The heady times for buy now, pay later just keep on rolling. Now, with 44% of consumers saying they have used BNPL options to make a purchase, according to personal-finance company Credit Karma LLC, providers of the point-of-sale financing have opened the ad-spending spigot.
A new report from MediaRadar, a platform used by media planning, buying, and selling teams, shows that four leading BNPL providers spent more than $52 million on advertising between January and September, up 130% compared to the same period a year ago. The four firms studied were Affirm, Afterpay, Klarna, and PayPal.

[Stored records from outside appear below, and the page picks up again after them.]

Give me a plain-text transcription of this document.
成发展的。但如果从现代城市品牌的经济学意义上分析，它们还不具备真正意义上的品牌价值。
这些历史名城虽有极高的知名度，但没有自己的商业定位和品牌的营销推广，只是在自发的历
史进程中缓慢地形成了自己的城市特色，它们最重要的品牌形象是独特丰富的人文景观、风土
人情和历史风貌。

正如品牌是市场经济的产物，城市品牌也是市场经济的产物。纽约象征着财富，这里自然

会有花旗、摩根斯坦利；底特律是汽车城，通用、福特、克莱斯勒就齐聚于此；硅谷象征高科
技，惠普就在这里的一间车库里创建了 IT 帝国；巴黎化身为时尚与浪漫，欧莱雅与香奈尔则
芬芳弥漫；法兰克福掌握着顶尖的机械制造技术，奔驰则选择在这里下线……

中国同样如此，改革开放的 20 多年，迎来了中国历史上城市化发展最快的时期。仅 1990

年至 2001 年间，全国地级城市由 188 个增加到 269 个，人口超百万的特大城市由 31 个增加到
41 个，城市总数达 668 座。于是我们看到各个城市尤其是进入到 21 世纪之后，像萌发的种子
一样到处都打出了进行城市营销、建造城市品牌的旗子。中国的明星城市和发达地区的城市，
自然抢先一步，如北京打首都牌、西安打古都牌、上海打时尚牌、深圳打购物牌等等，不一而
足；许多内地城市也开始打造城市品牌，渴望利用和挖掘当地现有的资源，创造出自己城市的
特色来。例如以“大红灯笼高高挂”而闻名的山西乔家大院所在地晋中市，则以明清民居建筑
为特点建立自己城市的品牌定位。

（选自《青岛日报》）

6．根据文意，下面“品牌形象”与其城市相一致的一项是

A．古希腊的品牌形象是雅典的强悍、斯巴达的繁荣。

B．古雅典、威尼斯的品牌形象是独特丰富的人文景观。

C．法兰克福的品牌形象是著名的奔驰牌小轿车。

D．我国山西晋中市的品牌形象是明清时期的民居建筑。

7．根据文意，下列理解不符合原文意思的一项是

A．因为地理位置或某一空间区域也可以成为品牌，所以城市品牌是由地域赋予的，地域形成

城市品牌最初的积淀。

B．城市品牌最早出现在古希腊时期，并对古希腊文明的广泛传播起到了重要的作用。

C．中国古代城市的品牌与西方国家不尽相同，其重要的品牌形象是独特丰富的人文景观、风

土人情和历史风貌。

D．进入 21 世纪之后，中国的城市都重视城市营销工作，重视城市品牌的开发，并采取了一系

The increase in ad spending comes at a time when consumers are purchasing heavily online. In 2020, e-commerce spending totaled $791.7 billion, up more than 32% from 2019, according to the U.S. Commerce Department. As a result, BNPL providers are betting that, by promoting their services, they will find consumers more amenable to BNPL loans, MediaRadar says.
And consumers’ growing acceptance of BNPL is clearly attracting ad dollars, according to MediaRadar. Of the four BNPL providers in the study, Affirm had the highest growth in ad spend, followed by Klarna, Afterpay, and PayPal.
“With more consumers shifting to online shopping and more interest in BNPL, we’ve seen a corresponding explosion in ad spend,” Todd Krizelman, MediaRadar chief executive and co-founder, says in a prepared statement. “It’s still early days in this category and each company is well-funded and fighting for market share.”
When it comes to ad venues, Afterpay is spreading its dollars across television, print, and digital formats, according to MediaRadar. TV makes up 33% of Afterpay’s ad spend, print 4%, and digital ads 63%. Afterpay’s digital budget includes investments in social media (Facebook and Snapchat), OTT (streaming media as a standalone product), podcasting, display ads, and native, mobile, and online video, MediaRadar says.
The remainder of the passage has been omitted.